@maxdancona,
First, because off the very old, and rightly revered statistical principle of the fallacy of the enumeration of favorable circumstances. Suppose you allege that all i ever do is argue with what you post. If, every time you post, and i
don't argue with you, you wrote that in a notebook, and kept a separate count of the number of posts you made which i did argue with, you'd have a base line from which to form a reasonable comparison. You'd then be able to make a statistically reliable statement about the claim, providing there were sufficient data for a statistically significant sample. To merely say, however "you always do that" without having a statistical leg to stand on is fallacious.
But people don't do that (carefully catalogue information) in such cases, which is one reason, the main reason, why anecdotal information is justifiably dismissed in scientific research.

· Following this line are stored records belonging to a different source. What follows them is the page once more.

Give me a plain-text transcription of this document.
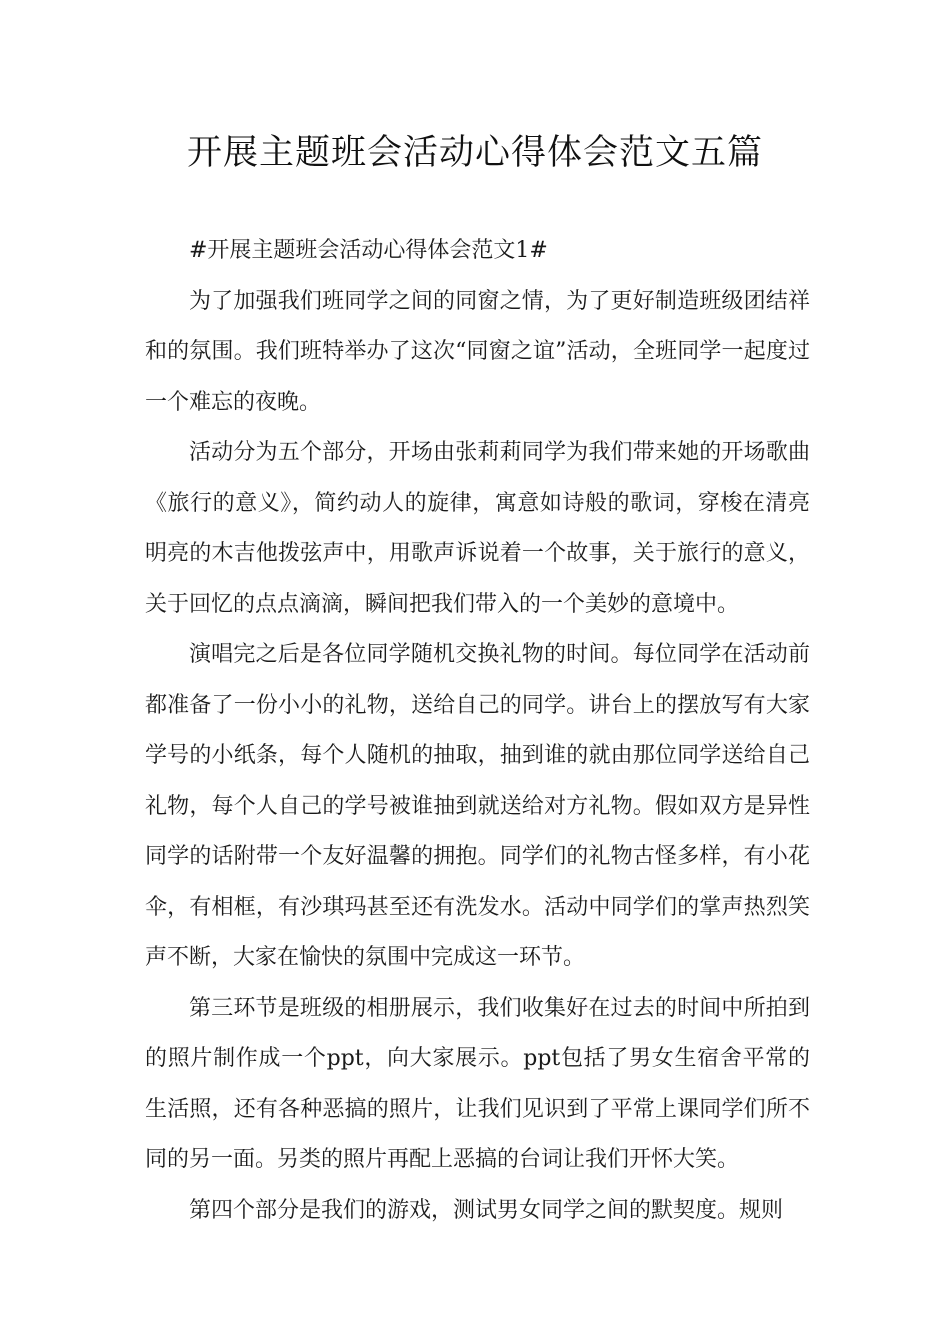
开展主题班会活动心得体会范文五篇

#开展主题班会活动心得体会范文1#

为了加强我们班同学之间的同窗之情，为了更好制造班级团结祥和的氛围。我们班特举办了这次“同窗之谊”活动，全班同学一起度过一个难忘的夜晚。

活动分为五个部分，开场由张莉莉同学为我们带来她的开场歌曲《旅行的意义》，简约动人的旋律，寓意如诗般的歌词，穿梭在清亮明亮的木吉他拨弦声中，用歌声诉说着一个故事，关于旅行的意义，关于回忆的点点滴滴，瞬间把我们带入的一个美妙的意境中。

演唱完之后是各位同学随机交换礼物的时间。每位同学在活动前都准备了一份小小的礼物，送给自己的同学。讲台上的摆放写有大家学号的小纸条，每个人随机的抽取，抽到谁的就由那位同学送给自己礼物，每个人自己的学号被谁抽到就送给对方礼物。假如双方是异性同学的话附带一个友好温馨的拥抱。同学们的礼物古怪多样，有小花伞，有相框，有沙琪玛甚至还有洗发水。活动中同学们的掌声热烈笑声不断，大家在愉快的氛围中完成这一环节。

第三环节是班级的相册展示，我们收集好在过去的时间中所拍到的照片制作成一个ppt，向大家展示。ppt包括了男女生宿舍平常的生活照，还有各种恶搞的照片，让我们见识到了平常上课同学们所不同的另一面。另类的照片再配上恶搞的台词让我们开怀大笑。

第四个部分是我们的游戏，测试男女同学之间的默契度。规则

Your claims about scientific support for this thesis and flawed methodology are mere
ipse dixit pronouncements. We have no reason to assume that they are true just because you say so. Nor do we have any reason to dismiss those pronouncements. Scientifically speaking, though, they are meaningless unless you can substantiate your claims.
It is never valid to use anecdotal information to establish whether or not any claim or thesis is "scientific." It's fine to be skeptical--but claiming a thesis is not valid because you are not satisfied with the amount of data or the methodology is just as false a position as it would be to claim it
is a valid thesis despite a lack of data or a questionable methodology. The only valid response is "I don't know."